El 2 de septiembre pasado, la señora Denise Dresser publicó un artículo en Proceso donde abordaba, de forma brillante, el tema de los derechos reproductivos de la mujer (“Nuestros derechos alienables”). Un texto magistral, en el que expone la terrible situación que sufren aquellas personas cuyos derechos están sujetos al reconocimiento de quienes opinan desde la ignorancia, la desesperación de quienes son discriminados por generalizaciones, el daño que provoca la desinformación en temas que afectan a un sector de la población que no está en condiciones de defenderse.

 

Por eso no deja de llamar la atención que, menos de un mes después, haya sacado a la luz un texto en Reforma —“Presidente perdido”, del 28 de septiembre— en el que compara a Enrique Peña con el concepto que ella tiene sobre el autismo, que no con lo que en realidad son los trastornos del espectro autista y que muy poco tienen que ver con el término que la señora Dresser, una vez más, utiliza para proferir insultos a los destinatarios de sus escritos.

 

Una vez más, sí, porque no es la primera vez que ocurre y, sobre todo, no es la primera vez que sabe lo inadecuado y ofensivo de la comparación, aun cuando se haya disculpado en un escueto mensaje de Twitter. Sabía que ofendía, desde que en 2012 escribió aquel texto sobre autismo e Iglesia, o cuando escribió sobre autismo y la Suprema Corte: en ambas ocasiones médicos y padres de familia le hicieron llegar correos electrónicos, y comentarios en sus columnas —aún disponibles en internet—, en los que le explicaban con toda amabilidad las características del trastorno, así como los prejuicios que se siguen generando cuando una persona con su audiencia y respetabilidad lo utiliza con la intención expresa de proferir el máximo insulto a sus rivales.
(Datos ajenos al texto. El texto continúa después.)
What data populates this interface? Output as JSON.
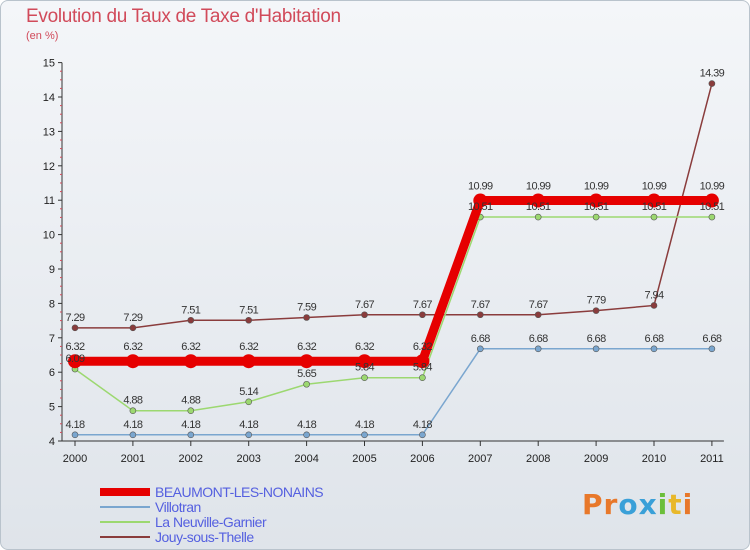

La señora Dresser decidió seguirlo haciendo, aun a sabiendas de que sus palabras fortalecen un prejuicio y propician la discriminación de un sector de la población que no está en condiciones de defenderse: justo lo que menos de treinta días antes acusaba, de otro grupo, con una retórica impecable. Y no le importó utilizarlo, con la sevicia de quien acuchilla un toro para el deleite de los espectadores, de la tribuna, de sus lectores. Utilizarlo una y otra vez, aun sabiendo que hería y desinformaba: lo importante era acusar, adjetivar, llenar de escarnio a los destinatarios de sus escritos. El fin justifica los medios, aun cuando se lleve entre las patas a quienes cree que no pueden defenderse.

 

Las palabras ofenden cuando se utilizan sin cuidado: sería poco elegante, por ejemplo, llamar “menopáusica” a una señora simplemente por el hecho de haber llegado al climaterio, sea éste un hecho evidente o no. La palabra, en sí misma, como descripción puede ser atinada, pero como adjetivo entraña un prejuicio tremendo y sumamente ofensivo. En este sentido, la palabra “autista”, como es utilizada frecuentemente por la señora Dresser, puede cumplir con la función inicial de insultar a su destinatario pero ensucia la pluma de quien no necesitaría del esperpento para comunicar sus ideas: es increíble pensar que quien tiene tan claros los derechos de un grupo —y la discriminación a que son sujeto por la existencia de un prejuicio— no sea capaz de entenderlos en otro. A menos, tal vez, de que “los autistas” comenzaran a contratar conferencias.

 

Es necesario dejarlo bien claro: el autismo no es lo que dice la señora Dresser. Millones de personas en todo el mundo lo padecen en cierto grado y tienen una vida normal: la mayor dificultad está, tristemente, en los prejuicios fruto de la ignorancia o, peor aún, en las comparaciones fruto de la ruindad.